Introduction / Context:
Unlike simple interest, compound interest grows the amount by applying the rate to the current balance each compounding period. Present worth is the amount today that would accumulate to the due sum under compounding.

Given Data / Assumptions:

• Future amount S = $220.50.
• Time t = 2 years.
• Annual compound interest rate i = 5%.

Concept / Approach:
Present worth PW = S / (1 + i)^t. This inverts the compound-amount formula S = PW * (1 + i)^t.

Step-by-Step Solution:
(1 + i)^t = 1.05^2 = 1.1025.PW = 220.50 / 1.1025 = $200.00.

Verification / Alternative check:
Forward check: $200 * 1.1025 = $220.50, confirming the present worth exactly equals $200.

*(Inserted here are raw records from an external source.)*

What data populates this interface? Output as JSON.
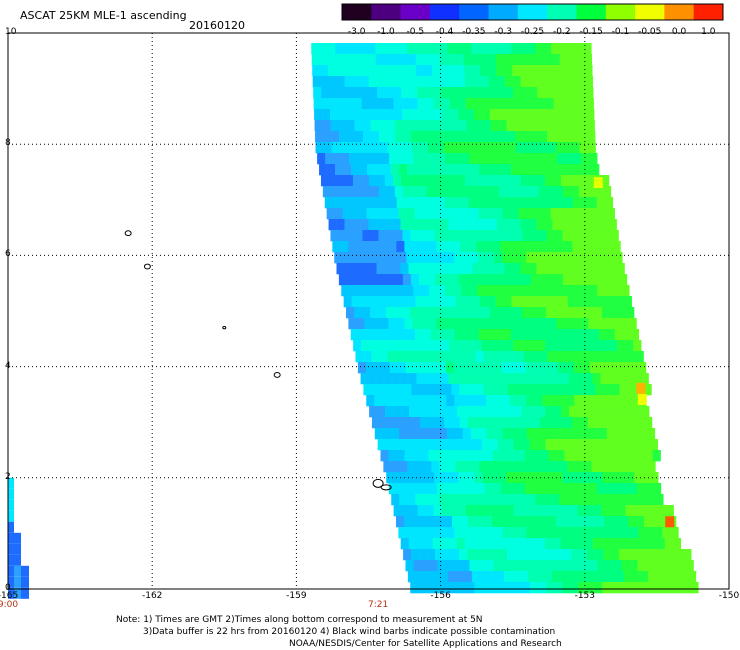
{
  "header": {
    "title": "ASCAT 25KM MLE-1 ascending",
    "date": "20160120"
  },
  "colorbar": {
    "labels": [
      "-3.0",
      "-1.0",
      "-0.5",
      "-0.4",
      "-0.35",
      "-0.3",
      "-0.25",
      "-0.2",
      "-0.15",
      "-0.1",
      "-0.05",
      "0.0",
      "1.0"
    ],
    "colors": [
      "#200020",
      "#4c0080",
      "#6a00c8",
      "#1030ff",
      "#0066ff",
      "#00aaff",
      "#00e8ff",
      "#00ffb4",
      "#00ff3c",
      "#90ff00",
      "#f0ff00",
      "#ff9000",
      "#ff2000"
    ]
  },
  "y_axis": {
    "labels": [
      {
        "text": "10",
        "value": 10
      },
      {
        "text": "8",
        "value": 8
      },
      {
        "text": "6",
        "value": 6
      },
      {
        "text": "4",
        "value": 4
      },
      {
        "text": "2",
        "value": 2
      },
      {
        "text": "0",
        "value": 0
      }
    ]
  },
  "x_axis": {
    "labels": [
      {
        "text": "-165",
        "value": -165
      },
      {
        "text": "-162",
        "value": -162
      },
      {
        "text": "-159",
        "value": -159
      },
      {
        "text": "-156",
        "value": -156
      },
      {
        "text": "-153",
        "value": -153
      },
      {
        "text": "-150",
        "value": -150
      }
    ]
  },
  "times": [
    {
      "text": "9:00",
      "lon": -165
    },
    {
      "text": "7:21",
      "lon": -157.3
    }
  ],
  "notes": {
    "line1": "Note: 1) Times are GMT 2)Times along bottom correspond to measurement at 5N",
    "line2": "3)Data buffer is 22 hrs from 20160120 4) Black wind barbs indicate possible contamination",
    "line3": "NOAA/NESDIS/Center for Satellite Applications and Research"
  },
  "map": {
    "lon_range": [
      -165,
      -150
    ],
    "lat_range": [
      0,
      10
    ],
    "swath": {
      "west_edge": [
        [
          10,
          -158.7
        ],
        [
          8,
          -158.6
        ],
        [
          6,
          -158.2
        ],
        [
          4,
          -157.7
        ],
        [
          2,
          -157.1
        ],
        [
          0,
          -156.6
        ]
      ],
      "east_edge": [
        [
          10,
          -153.0
        ],
        [
          8,
          -152.8
        ],
        [
          6,
          -152.3
        ],
        [
          4,
          -151.8
        ],
        [
          2,
          -151.5
        ],
        [
          0,
          -150.6
        ]
      ]
    },
    "left_strip": {
      "lon_range": [
        -165,
        -164.6
      ],
      "lat_range": [
        0,
        2
      ]
    },
    "islands": [
      {
        "name": "island",
        "lon": -162.5,
        "lat": 6.4
      },
      {
        "name": "island",
        "lon": -162.1,
        "lat": 5.8
      },
      {
        "name": "island",
        "lon": -160.5,
        "lat": 4.7
      },
      {
        "name": "island",
        "lon": -159.4,
        "lat": 3.85
      },
      {
        "name": "island",
        "lon": -157.3,
        "lat": 1.9
      }
    ]
  }
}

Why Other Options Are Wrong:
$197.5, $202, and $192.25 do not satisfy the exact compounding relationship with S = $220.50 at 5% for 2 years.

Common Pitfalls:
Using simple-interest discounting for a compound-interest question or miscomputing 1.05^2. Always observe whether the problem states “compound” or “simple.”

Final Answer:
$ 200